Let’s face it, we all like to hear our own voices. From quite a young age, we are taught to be experts. We learn how to tell stories, give advice, make decisions, give presentations. This starts in school and is reinforced as we join the workplace and become leaders. But how much time is spent learning how to question? How to really listen?
Real conversation is bi-directional. The very best way to engage others in conversation is to really be interested- which involves really listening to what is being said and then asking questions. Here are just a few ideas for improving your listening and questioning skills:
1) Don’t try to multi-task: We live in a world of distractions. But to really listen, we need to put away all the distractions, put our phones away, turn off the voices in our heads reminding us of the 200 other tasks we have to complete before the end of the day, and really hear what the other person is saying to us.
2) Take notes: Turns out that when you doodled in your notebook margins during class as a teenager, it probably was helping you listen more carefully to your history teacher. Recent research shows that writing things down, even doodling, can help you concentrate.
3) Listen to understand, not reply: When we listen, we often are trying to think of the next clever question we can ask. Instead, we should focus on really understanding what is being said. If we do this, the best questions will come naturally.
4) Repeat back: We can both show the person who’s speaking that we’re listening, and ensure we’re on the right page, but paraphrasing what is being said to us. Often this repetition not only helps us as a listener, it helps the speaker become even clearer on what he or she is communicating.

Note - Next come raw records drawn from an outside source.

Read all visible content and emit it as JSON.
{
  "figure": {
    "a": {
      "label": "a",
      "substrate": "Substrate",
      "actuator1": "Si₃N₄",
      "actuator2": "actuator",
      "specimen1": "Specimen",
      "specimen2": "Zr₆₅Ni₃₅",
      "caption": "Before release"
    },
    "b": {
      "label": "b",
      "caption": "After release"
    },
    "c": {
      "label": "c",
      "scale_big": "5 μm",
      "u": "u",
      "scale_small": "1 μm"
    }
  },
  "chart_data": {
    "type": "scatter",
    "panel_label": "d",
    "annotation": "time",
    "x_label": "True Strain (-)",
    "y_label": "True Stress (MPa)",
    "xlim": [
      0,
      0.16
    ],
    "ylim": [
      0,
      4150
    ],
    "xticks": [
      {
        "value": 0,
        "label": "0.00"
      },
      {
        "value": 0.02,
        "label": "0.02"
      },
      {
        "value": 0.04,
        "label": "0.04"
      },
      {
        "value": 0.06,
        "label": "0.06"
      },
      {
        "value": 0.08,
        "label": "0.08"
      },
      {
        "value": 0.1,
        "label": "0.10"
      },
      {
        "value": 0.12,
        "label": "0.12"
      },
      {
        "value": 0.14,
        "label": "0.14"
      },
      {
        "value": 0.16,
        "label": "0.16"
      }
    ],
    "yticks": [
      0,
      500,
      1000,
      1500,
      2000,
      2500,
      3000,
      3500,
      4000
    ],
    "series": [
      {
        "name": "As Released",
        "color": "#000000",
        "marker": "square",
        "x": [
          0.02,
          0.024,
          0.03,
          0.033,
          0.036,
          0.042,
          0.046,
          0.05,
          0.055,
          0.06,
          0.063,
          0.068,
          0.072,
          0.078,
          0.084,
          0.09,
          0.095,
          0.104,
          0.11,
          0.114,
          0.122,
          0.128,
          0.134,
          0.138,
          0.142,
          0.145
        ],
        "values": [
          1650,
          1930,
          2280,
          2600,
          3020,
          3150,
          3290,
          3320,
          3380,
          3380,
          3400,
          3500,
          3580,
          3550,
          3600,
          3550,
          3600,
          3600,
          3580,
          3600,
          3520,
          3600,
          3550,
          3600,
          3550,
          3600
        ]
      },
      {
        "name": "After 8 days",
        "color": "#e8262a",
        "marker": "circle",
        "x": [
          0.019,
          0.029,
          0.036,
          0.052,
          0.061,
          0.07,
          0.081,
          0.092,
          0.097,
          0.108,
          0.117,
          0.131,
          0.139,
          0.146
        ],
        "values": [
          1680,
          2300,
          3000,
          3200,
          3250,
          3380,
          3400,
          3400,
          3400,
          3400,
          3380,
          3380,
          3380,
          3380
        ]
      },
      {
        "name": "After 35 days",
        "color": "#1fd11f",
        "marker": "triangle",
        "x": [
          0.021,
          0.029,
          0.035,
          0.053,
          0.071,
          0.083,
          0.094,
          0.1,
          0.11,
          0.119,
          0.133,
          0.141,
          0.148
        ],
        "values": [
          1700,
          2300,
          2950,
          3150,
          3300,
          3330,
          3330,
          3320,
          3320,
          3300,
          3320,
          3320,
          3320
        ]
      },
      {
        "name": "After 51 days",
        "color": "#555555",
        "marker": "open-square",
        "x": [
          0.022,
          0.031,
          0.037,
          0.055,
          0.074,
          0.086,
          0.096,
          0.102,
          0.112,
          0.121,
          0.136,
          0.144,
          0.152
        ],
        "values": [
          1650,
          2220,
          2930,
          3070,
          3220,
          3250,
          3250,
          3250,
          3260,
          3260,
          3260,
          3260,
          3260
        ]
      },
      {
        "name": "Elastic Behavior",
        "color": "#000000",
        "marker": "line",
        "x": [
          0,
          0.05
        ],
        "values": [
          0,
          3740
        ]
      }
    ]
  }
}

5) Listen for intent: Sometimes people don’t say what they mean. This might be because they haven’t sorted it out themselves yet, but this can also be because they aren’t yet comfortable articulating it. If you really listen deeply, not only to the specific words being used, but also the body language and the tone, you can understand more.
Be interested, not interesting. Ironically, the less we talk about ourselves and listen to others, the more interesting people think we are.